ROOF DRAIN PONDING
While most of the drain manufacturers have always produced plumbing products and have had very little roofing experience, it is understandable how a lot of the problems that exist with roof drains have come to be. Froet on the other hand,
has experience from the roofing side, so we developed our drain from the top side down and not the bottom side up. We feel we have a better understanding of what makes a good roof drain.
The integration of the roof drain into the roofing system has also been kind of a void area due to the integration of the Architect and the Engineer. It is an issue of where one stops and the other takes over. It has been a common problem
area for years. I deal with it almost every day. How is the drain being installed? How much insulation is at the drain? Is there a sump? Is the drain being installed flush with the roof surface or the roof deck? It sometimes takes a surprisingly
long time to get these answers.
One big issue is the drain being installed at the correct elevation in the roof.
As you can see in the above photo, there is severe ponding at the near drains, but if you look to the far roof area you will see no ponding at the drains. Now the interesting thing about this is that every condition is the same at all four
drains except for one.
Fully adhered EPDM roofing system
Roof slope and insulation thickness
Type of drain and location relative to roof
Date of installation
Location of trees
Near drains are flush with roof and far drains are sumped 1". Now you may wonder how that could produce such large ponding water areas on a roof with tapered insulation. Well the answer is quite simple; never let water begin to pond.
Let me explain. If a roof drain is installed flush with a roofing system, the drain ring itself will create a pond due
to the thickness of the ring and/or how it fits with the strainer and at what elevation water is allowed to flow into the drain. In this example, the drain used has no free area until 7/8" above the roof system. That will create a
15' diameter pond on a 1/8" slope roof and a 7' pond on a 1/4" slope roof.

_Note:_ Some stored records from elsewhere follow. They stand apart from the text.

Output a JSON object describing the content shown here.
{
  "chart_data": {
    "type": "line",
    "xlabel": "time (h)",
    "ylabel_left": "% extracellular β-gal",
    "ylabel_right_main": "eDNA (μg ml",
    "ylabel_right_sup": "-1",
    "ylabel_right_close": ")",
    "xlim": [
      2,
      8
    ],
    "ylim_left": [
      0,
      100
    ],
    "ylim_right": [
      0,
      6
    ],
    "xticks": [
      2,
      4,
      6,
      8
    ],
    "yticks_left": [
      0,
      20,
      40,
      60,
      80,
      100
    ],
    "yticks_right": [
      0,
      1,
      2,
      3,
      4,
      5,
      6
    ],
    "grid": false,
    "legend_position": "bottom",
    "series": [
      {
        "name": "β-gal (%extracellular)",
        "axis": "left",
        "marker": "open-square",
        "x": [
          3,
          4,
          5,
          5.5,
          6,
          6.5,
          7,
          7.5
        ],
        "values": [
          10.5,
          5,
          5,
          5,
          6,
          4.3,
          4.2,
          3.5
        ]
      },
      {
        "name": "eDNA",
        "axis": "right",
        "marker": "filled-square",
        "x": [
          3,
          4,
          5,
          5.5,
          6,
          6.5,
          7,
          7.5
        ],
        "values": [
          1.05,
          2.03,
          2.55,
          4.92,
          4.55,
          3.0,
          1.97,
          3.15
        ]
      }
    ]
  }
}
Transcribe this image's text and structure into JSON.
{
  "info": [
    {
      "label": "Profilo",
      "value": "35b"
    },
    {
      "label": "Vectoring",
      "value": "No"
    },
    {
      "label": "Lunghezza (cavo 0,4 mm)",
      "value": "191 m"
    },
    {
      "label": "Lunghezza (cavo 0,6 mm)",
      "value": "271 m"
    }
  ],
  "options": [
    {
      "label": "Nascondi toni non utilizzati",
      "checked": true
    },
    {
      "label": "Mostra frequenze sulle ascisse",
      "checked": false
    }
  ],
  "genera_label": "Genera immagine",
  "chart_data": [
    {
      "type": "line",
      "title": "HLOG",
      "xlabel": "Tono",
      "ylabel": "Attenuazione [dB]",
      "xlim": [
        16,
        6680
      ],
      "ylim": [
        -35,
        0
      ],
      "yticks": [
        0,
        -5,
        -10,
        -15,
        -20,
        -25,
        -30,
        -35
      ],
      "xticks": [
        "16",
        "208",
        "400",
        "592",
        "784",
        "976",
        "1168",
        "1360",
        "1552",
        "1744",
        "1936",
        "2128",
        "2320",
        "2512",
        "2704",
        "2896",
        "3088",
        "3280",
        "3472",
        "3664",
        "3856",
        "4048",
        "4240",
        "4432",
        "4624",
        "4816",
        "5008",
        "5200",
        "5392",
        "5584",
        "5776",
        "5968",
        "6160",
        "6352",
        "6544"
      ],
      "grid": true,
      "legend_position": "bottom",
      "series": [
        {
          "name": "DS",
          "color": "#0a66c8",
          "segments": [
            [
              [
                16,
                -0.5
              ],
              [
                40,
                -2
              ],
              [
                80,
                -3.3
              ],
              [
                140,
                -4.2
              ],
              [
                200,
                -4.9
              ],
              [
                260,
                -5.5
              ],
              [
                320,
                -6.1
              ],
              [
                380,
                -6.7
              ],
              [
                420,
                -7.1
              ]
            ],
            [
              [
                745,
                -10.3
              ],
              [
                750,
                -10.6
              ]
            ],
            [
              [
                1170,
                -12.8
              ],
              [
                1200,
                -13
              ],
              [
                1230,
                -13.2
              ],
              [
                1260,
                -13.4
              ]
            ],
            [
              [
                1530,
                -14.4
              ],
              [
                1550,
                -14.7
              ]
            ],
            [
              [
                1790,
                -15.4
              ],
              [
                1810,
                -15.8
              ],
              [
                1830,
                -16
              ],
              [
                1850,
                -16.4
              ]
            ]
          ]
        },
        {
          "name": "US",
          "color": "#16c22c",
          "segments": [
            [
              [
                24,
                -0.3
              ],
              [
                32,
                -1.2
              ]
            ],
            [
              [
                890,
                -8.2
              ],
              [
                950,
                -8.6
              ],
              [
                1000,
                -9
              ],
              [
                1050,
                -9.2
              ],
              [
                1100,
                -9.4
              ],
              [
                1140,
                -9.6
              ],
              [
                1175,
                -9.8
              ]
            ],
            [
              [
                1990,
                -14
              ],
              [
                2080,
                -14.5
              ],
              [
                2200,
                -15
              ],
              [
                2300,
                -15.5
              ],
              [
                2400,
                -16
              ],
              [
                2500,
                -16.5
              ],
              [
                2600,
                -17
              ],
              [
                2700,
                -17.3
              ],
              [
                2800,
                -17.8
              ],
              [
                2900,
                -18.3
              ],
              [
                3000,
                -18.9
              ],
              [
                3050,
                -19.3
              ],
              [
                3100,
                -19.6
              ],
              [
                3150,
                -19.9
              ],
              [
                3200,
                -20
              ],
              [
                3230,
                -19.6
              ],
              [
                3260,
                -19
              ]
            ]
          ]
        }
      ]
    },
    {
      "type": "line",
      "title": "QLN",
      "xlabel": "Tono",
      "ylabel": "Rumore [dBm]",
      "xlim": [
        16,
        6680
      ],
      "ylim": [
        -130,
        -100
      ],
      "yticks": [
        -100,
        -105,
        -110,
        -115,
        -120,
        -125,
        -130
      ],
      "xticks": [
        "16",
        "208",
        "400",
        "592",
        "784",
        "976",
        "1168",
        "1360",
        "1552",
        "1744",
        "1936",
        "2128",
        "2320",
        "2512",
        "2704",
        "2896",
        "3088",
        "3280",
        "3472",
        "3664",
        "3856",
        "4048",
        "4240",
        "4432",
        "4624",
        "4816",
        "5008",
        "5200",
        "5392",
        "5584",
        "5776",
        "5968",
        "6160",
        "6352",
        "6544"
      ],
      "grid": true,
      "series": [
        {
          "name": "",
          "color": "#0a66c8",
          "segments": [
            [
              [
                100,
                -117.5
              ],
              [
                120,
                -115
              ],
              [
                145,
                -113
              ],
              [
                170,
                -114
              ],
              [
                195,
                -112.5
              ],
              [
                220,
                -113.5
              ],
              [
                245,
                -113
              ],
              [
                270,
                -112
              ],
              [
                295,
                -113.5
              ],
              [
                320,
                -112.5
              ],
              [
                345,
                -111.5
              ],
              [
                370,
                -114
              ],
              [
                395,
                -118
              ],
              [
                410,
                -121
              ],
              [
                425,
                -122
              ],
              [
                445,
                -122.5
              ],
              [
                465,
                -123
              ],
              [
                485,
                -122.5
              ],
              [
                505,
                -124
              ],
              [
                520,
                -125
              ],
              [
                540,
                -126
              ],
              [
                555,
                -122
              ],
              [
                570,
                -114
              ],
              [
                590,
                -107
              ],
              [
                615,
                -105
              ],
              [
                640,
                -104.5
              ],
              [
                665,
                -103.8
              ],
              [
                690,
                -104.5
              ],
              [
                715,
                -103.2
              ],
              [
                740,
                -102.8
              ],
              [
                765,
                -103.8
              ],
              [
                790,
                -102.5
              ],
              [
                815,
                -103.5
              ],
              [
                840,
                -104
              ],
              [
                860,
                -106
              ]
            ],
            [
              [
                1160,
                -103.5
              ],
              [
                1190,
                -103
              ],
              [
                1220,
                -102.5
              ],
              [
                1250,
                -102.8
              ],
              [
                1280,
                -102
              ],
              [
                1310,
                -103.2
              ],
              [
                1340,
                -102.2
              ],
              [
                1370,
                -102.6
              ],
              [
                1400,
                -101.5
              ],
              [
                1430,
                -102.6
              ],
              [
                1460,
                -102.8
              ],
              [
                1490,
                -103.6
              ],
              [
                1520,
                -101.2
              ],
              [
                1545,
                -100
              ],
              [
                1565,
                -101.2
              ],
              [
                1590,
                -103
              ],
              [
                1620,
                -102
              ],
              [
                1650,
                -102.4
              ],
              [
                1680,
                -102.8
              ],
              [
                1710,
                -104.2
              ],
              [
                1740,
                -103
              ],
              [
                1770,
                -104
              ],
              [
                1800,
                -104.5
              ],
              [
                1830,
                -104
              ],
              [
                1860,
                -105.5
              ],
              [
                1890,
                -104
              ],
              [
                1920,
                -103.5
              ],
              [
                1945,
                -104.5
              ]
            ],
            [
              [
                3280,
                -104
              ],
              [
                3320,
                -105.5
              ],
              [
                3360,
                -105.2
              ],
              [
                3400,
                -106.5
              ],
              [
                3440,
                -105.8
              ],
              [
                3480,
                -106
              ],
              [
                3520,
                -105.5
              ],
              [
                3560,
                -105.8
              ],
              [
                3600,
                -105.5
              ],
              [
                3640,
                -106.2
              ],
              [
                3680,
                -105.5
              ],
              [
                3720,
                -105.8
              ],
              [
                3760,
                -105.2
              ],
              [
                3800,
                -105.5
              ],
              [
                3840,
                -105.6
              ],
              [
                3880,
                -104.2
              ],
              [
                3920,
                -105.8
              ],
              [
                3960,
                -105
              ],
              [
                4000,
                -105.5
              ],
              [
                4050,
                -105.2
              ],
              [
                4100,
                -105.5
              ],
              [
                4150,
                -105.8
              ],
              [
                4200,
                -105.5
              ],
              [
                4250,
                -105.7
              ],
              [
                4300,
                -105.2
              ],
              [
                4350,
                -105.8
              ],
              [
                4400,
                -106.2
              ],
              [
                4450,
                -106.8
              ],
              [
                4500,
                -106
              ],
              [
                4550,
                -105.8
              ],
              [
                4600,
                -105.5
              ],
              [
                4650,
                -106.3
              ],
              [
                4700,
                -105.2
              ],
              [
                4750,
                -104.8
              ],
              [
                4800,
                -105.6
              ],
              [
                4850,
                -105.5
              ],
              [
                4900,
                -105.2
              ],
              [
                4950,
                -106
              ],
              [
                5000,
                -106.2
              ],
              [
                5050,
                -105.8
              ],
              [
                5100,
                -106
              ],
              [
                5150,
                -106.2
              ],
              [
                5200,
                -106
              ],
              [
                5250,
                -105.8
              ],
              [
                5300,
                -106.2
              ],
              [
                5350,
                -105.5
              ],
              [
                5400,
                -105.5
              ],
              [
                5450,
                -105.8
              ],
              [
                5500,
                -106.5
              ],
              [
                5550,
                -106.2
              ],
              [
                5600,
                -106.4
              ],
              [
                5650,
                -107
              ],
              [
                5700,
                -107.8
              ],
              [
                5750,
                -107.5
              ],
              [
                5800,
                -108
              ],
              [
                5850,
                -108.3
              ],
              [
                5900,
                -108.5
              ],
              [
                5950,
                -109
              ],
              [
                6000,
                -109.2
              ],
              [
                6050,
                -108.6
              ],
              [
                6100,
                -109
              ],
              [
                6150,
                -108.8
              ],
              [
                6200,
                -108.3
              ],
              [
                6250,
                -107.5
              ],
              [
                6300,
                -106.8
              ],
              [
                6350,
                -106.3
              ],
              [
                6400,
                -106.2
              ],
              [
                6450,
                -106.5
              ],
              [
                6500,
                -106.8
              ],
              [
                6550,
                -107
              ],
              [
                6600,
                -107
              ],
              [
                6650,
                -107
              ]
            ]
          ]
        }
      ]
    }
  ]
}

But why is this pond much larger than that? It is due to the fact that water is sticky. What I mean by that is any leaves or debris that blows into the water will stay there. The leaves and debris that fall onto a dry EPDM roofing system
will freely blow across the roof and either off the roof, or into corner, or protected area from the wind. So debris that gets into the existing pond will then follow the flow of the water to the drain. This debris will then begin to slowly
block the drain strainer increasing the size of the pond, hence its ability to catch debris. In a sense, it will go exponential, rapidly increasing the size of the pond. This will continue until the drain is manually cleaned. We all know
how often maintenance happens on a roof. Now, if the drain is depressed/sumped in the roofing system (below the point where the drain being used free area starts) this will prevent water ponding, allowing the debris to blow free of the
drain. As the above picture shows!
Now this brings up an issue that is not covered under any of the codes or standards. Free area in close proximity to the roof, even if a drain has three times the free area required by the standard. If it does not start until 1” above
the roof and the drain is not sumped, all the free area in the world will not prevent that drain from becoming obstructed from debris. So this type of installation will require frequent maintenance to prevent the drain from eventually becoming
With the roofing background that I have, I understood the importance of this issue and that is why all the Froet drains have more free area in our integral drain ring gravel stop and under our strainers. So Froet roof drains technically
only need to be sumped 1/4 to prevent the formation of ponding water though a deeper sump for the roof drain can only help with roof drainage.
In regard to sumps for roof drains in the northern states, I have heard the concern that the R- factor must be maintained and the insulation cannot be sumped. Well while I understand the importance of R-factor today, creating a sump for
the roof drain will reduce the overall (average) R-factor for the roof area by nil. In fact if the roof insulation is tapered, it is usually designed around an average R-factor so the sumps can be included in that calculation. It may in
fact create an additional advantage by reducing the snow and/or ice around the roof drain to help with winter time roof drainage.
So to sum it all up, always sump a roof drain. It is good insurance against ponding and know the details of the drain you are specifying or approving for your project. Know where the free area begins on the specific model so that it can
be installed correctly and not lead to years of extensive maintenance.